Kini Joko Widodo,yang menurut
survey tertinggi elektabilitasnya itu,
pun banyak dinilai sebagai kurang valid. Alasannya, jika sebelumnya PDIP
menarget 20 % suara dalam Pileg, berbagai pendapat mengusulkan jika Jokwi,
panggilan akrab, Joko Widodo, dimungkinkan PDIP berhasil meraih hingga 35 %.
Tentu saja pandangan ini membuat Ketua Umum PDIP tertarik. Pasalnya permintaan
itu dari rakyat umum. Nyatanya? Wallah huallam, jauh panggang dari api, terget
PDIP sebelum keputusan Ketua Umum PDIP itulah yang hampir tercapi. Artinya,
untuk perolehan sekarang, tanpa Jokowi sudah ditargetkan. Nah, dengan
pencalonan Jokowi, harapan banyak pihak PDIP akan memperoleh 35 % tidak
tercapai. Banyak pihak memang meragukan Jokowi,alasannya, sebagai Gubernur DKI
Jakarta belum banyak yang diperbuat dibanding janji janji politik sebelumnya.
Tetapi banyak juga mengapresiasinya, kepolosannya dan busukan yang dilakukan
selama ini. Apapun kelebihan dan kelemahan kedua kandidat ini, masyarakatlah
yang menetukan Juli mendatang.
SRI SULTAN
Bekas Partai Penguasa, Partai
Demokrat kini akan memaminkan peran pentingnya menyikapi koalisi partai yang
sudah final diluar Golkar dan Demokrat. Golkar yang sampai hari ini masih akan
mengadakan pembicaraan baik dengan PDIP maupun Garindra belum jelas arahnya.
Golkar yang tidak lepas dari Pemerintahan tampaknya kurang berani menjadi
oposisi. Tampaknya Demokrat pun masih berhitung apakah mampu menjadi Oposisi?
Jika tidak bisa berkoalisi dengan Golkar? Bersama kita tunggu. Namun dengan
politik santunnya SBY sesungguhnya harus mampu mewujudkan wacananya membentuk
poros baru. Persoalannya sekarang, apakah SBY hendak memaksakan, Pramono Edi
menjadi Calon Presiden atau Calon Wakil Presiden, seperti disimpulkan banyak
pihak pada saat Konvensi Partai Demokrat dibuka ? kurang jelas.

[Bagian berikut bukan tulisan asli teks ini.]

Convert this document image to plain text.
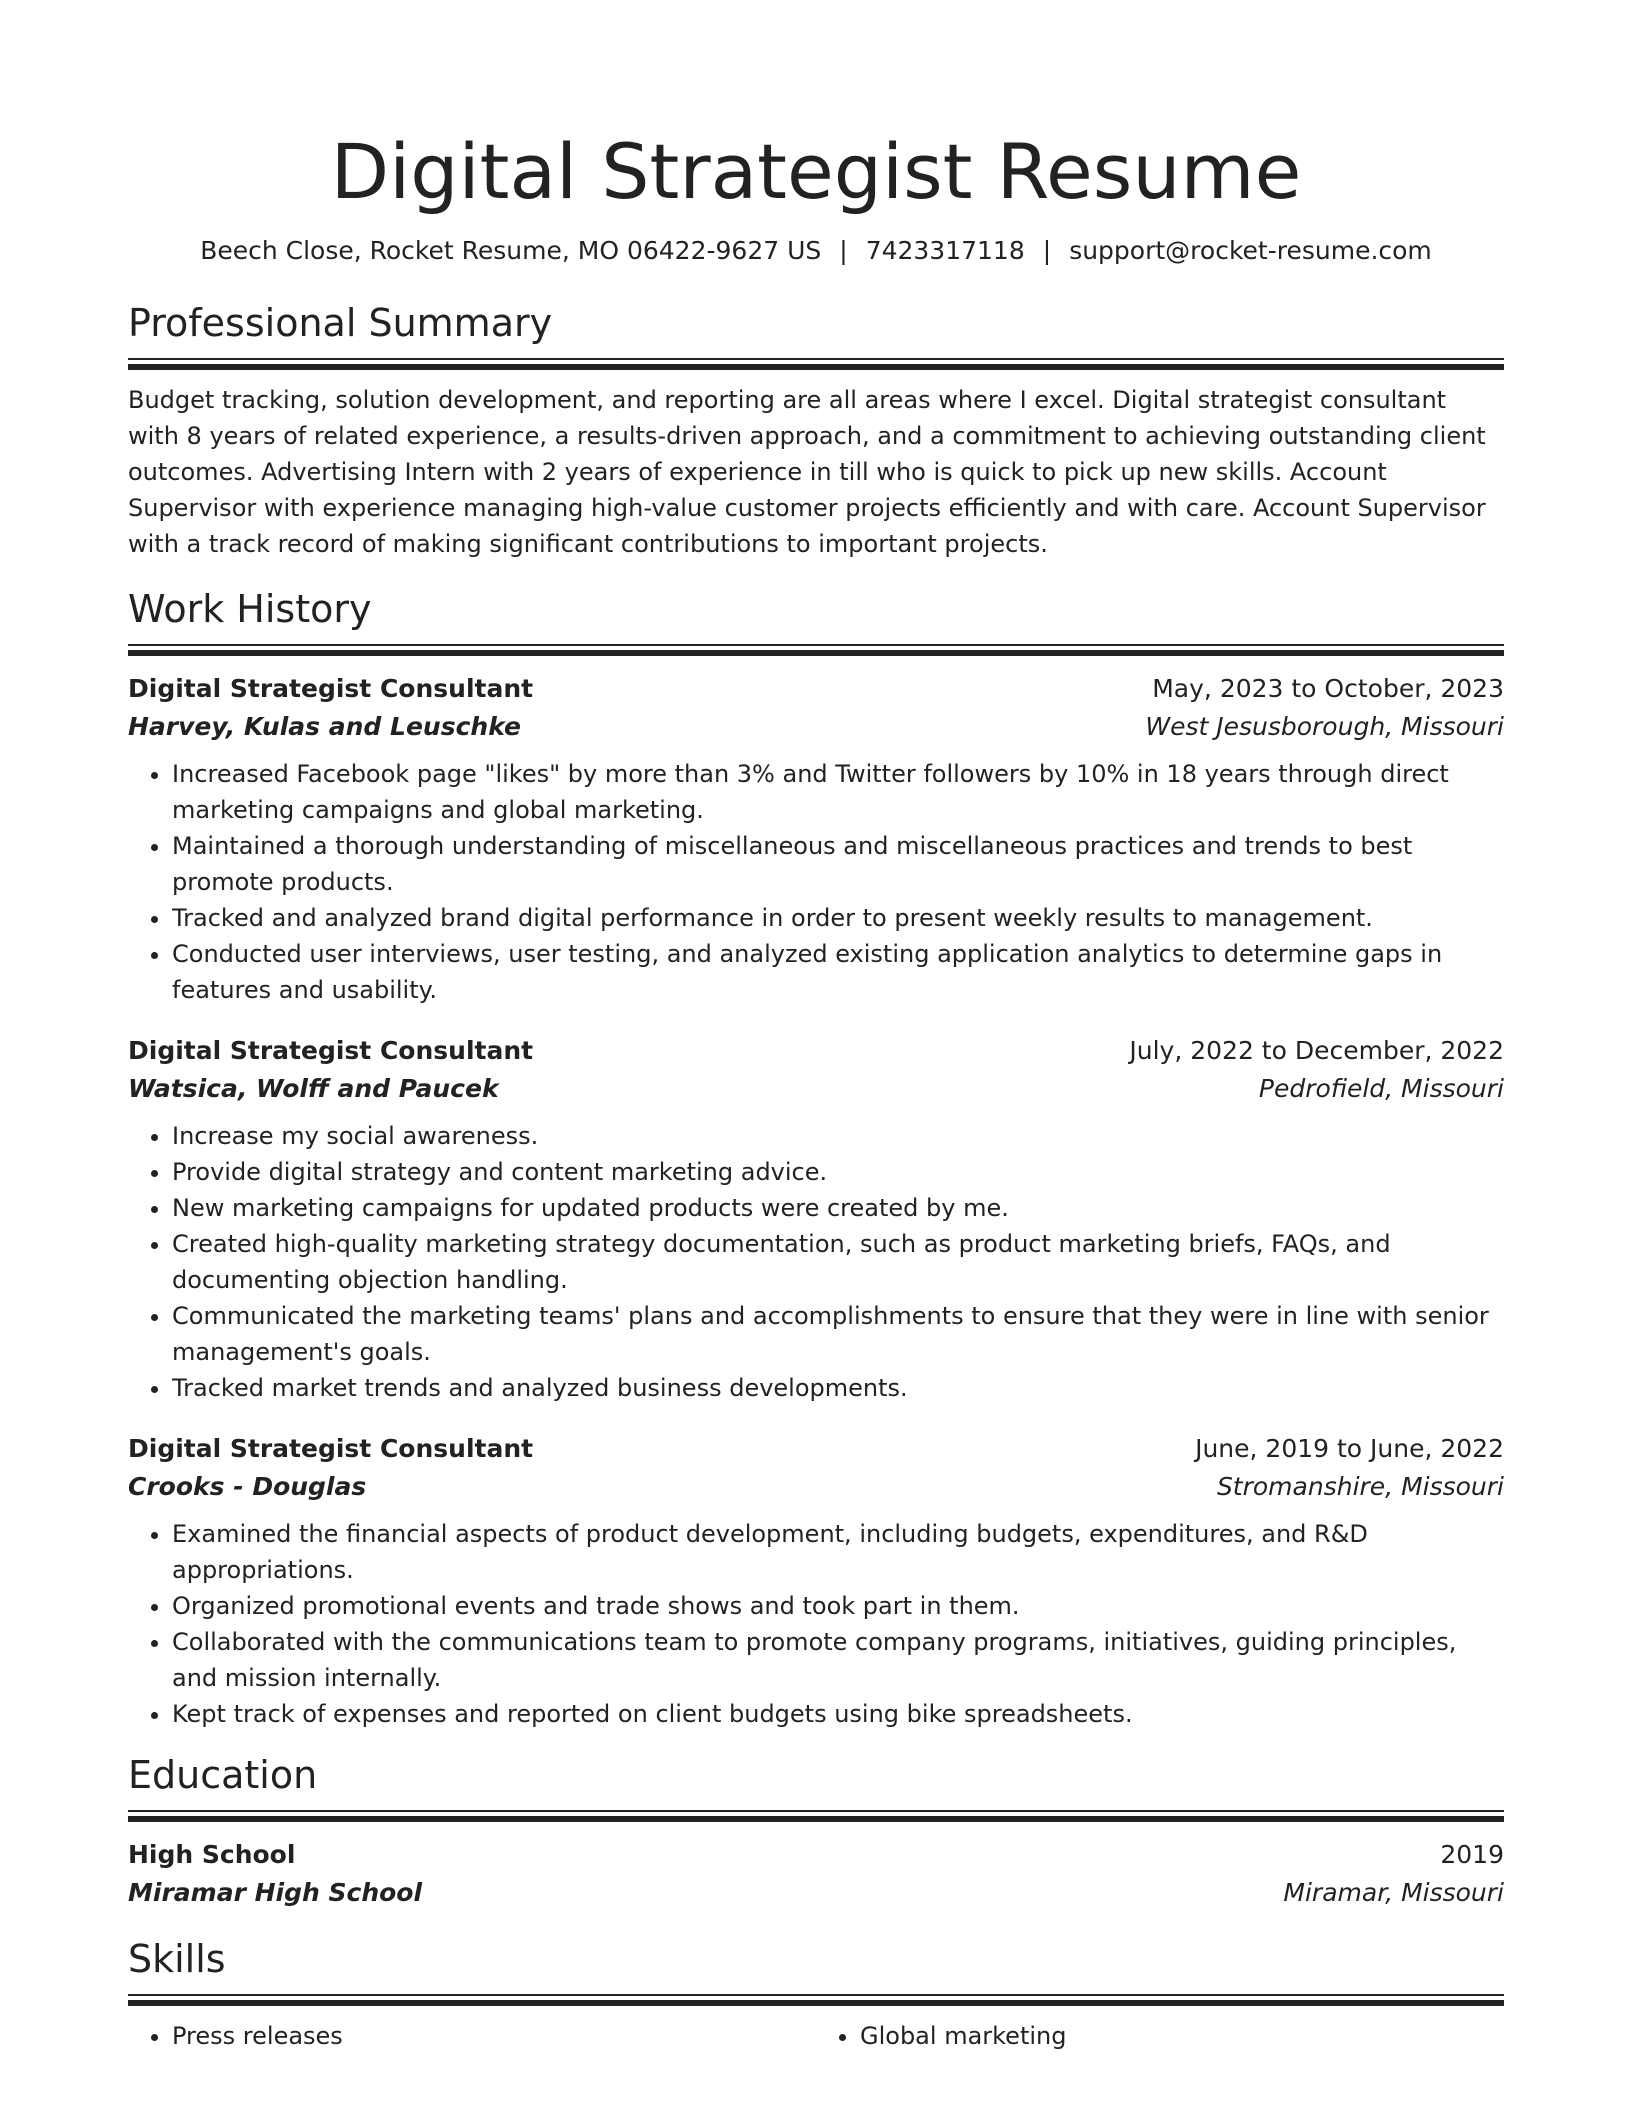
Digital Strategist Resume
Beech Close, Rocket Resume, MO 06422-9627 US | 7423317118 | support@rocket-resume.com
Professional Summary
Budget tracking, solution development, and reporting are all areas where I excel. Digital strategist consultant with 8 years of related experience, a results-driven approach, and a commitment to achieving outstanding client outcomes. Advertising Intern with 2 years of experience in till who is quick to pick up new skills. Account Supervisor with experience managing high-value customer projects efficiently and with care. Account Supervisor with a track record of making significant contributions to important projects.
Work History
Digital Strategist Consultant	May, 2023 to October, 2023
Harvey, Kulas and Leuschke	West Jesusborough, Missouri
• Increased Facebook page "likes" by more than 3% and Twitter followers by 10% in 18 years through direct marketing campaigns and global marketing.
• Maintained a thorough understanding of miscellaneous and miscellaneous practices and trends to best promote products.
• Tracked and analyzed brand digital performance in order to present weekly results to management.
• Conducted user interviews, user testing, and analyzed existing application analytics to determine gaps in features and usability.
Digital Strategist Consultant	July, 2022 to December, 2022
Watsica, Wolff and Paucek	Pedrofield, Missouri
• Increase my social awareness.
• Provide digital strategy and content marketing advice.
• New marketing campaigns for updated products were created by me.
• Created high-quality marketing strategy documentation, such as product marketing briefs, FAQs, and documenting objection handling.
• Communicated the marketing teams' plans and accomplishments to ensure that they were in line with senior management's goals.
• Tracked market trends and analyzed business developments.
Digital Strategist Consultant	June, 2019 to June, 2022
Crooks - Douglas	Stromanshire, Missouri
• Examined the financial aspects of product development, including budgets, expenditures, and R&D appropriations.
• Organized promotional events and trade shows and took part in them.
• Collaborated with the communications team to promote company programs, initiatives, guiding principles, and mission internally.
• Kept track of expenses and reported on client budgets using bike spreadsheets.
Education
High School	2019
Miramar High School	Miramar, Missouri
Skills
• Press releases
•	Global marketing
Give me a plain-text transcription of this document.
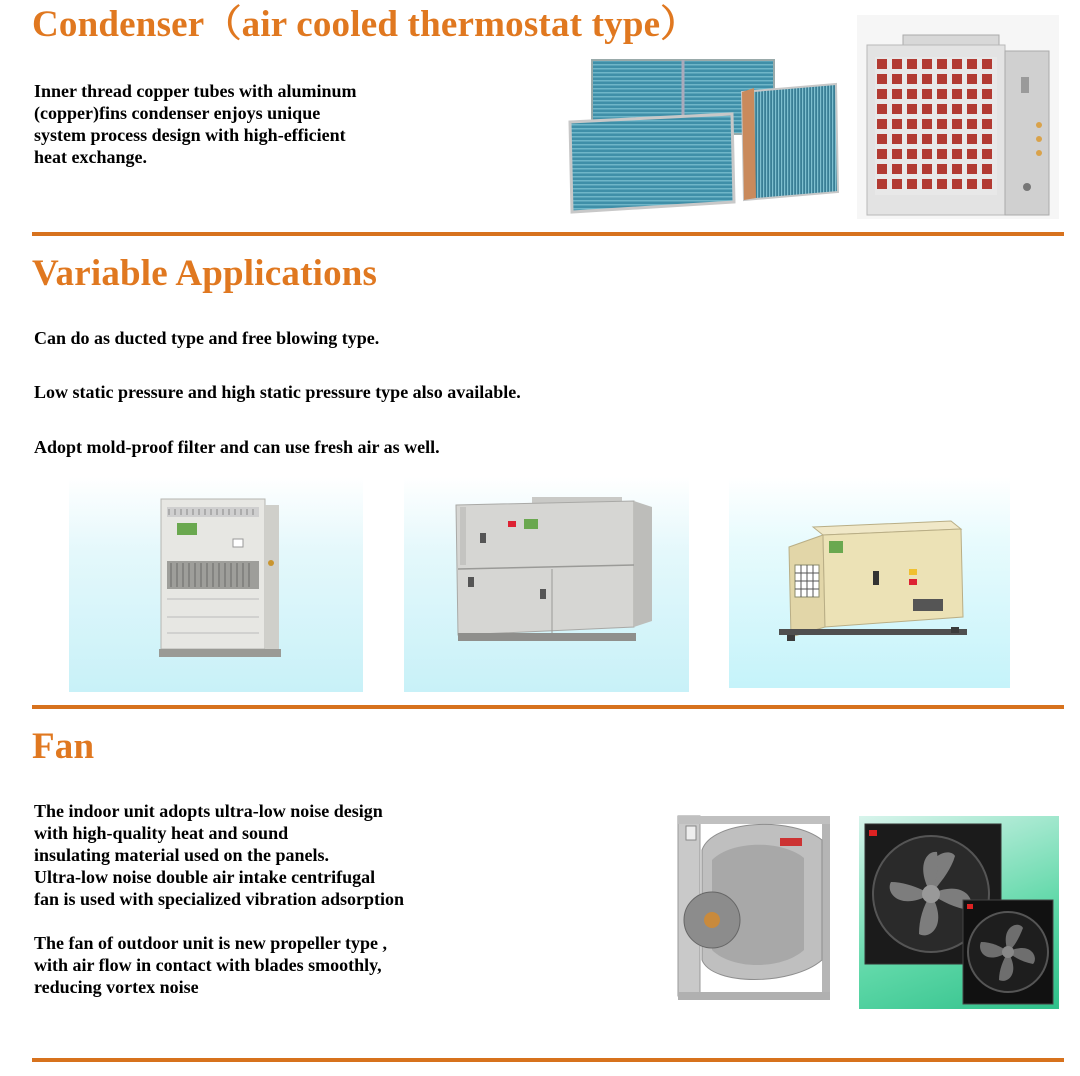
Condenser（air cooled thermostat type）
Inner thread copper tubes with aluminum
(copper)fins condenser enjoys unique
system process design with high-efficient
heat exchange.
Variable Applications
Can do as ducted type and free blowing type.
Low static pressure and high static pressure type also available.
Adopt mold-proof filter and can use fresh air as well.
Fan
The indoor unit adopts ultra-low noise design
with high-quality heat and sound
insulating material used on the panels.
Ultra-low noise double air intake centrifugal
fan is used with specialized vibration adsorption
The fan of outdoor unit is new propeller type ,
with air flow in contact with blades smoothly,
reducing vortex noise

Wacana berkembang dalam Partai
Demokrat belakangan, memunculkan nama Sri Sultan Hamengkubwuono sebagai
kandidat. Jika saja Partai Golkar Legowo menerima Sri Sultan, bukan tidak
mungkin pilihan rakyat jatuh kepada Sri Sultan. Pasalnya, Sultan yang visioner
dan berhasil mengamankan DY ini boleh jadi menjadi kambing hitam kandidat
Presiden pilihan rakyat. Jika Sri menjadi Kandidat Presiden bagaimana ARB ,
mungkinkah sama sama Golkar ? tentu Demokrat tidak setuju. Akan tetapi jikalu, ARB
calon Kandidat Presiden, Edi Pramono Cawapresnya,? Banyak pihak sangat khawatir
elektabilitasnya kurang dibanding dengan dua kandidat lain, Prabowo dan Jokowi.
Nah kini keberanian Partai Demokrat dan Golkar harus ditumbuhkan sebagai
pembelajaran Demokrasi masa depan. Jika tiga calon kandidat yang akan maju,
sudah dapat dipastikan pemilihan
presiden akan terlaksana dua putaran. Putaran kedua bolehlah bersikap lain
apakah mendudung, A atau B jika ternyata kurang signipikan. Atau jangan jangan
menjadi salah satu kandidat yang masuk dalam putaran kedua. Mari kita tunggu,
namun perlu dicoba untuk pendidikan politik bangsa dan negara.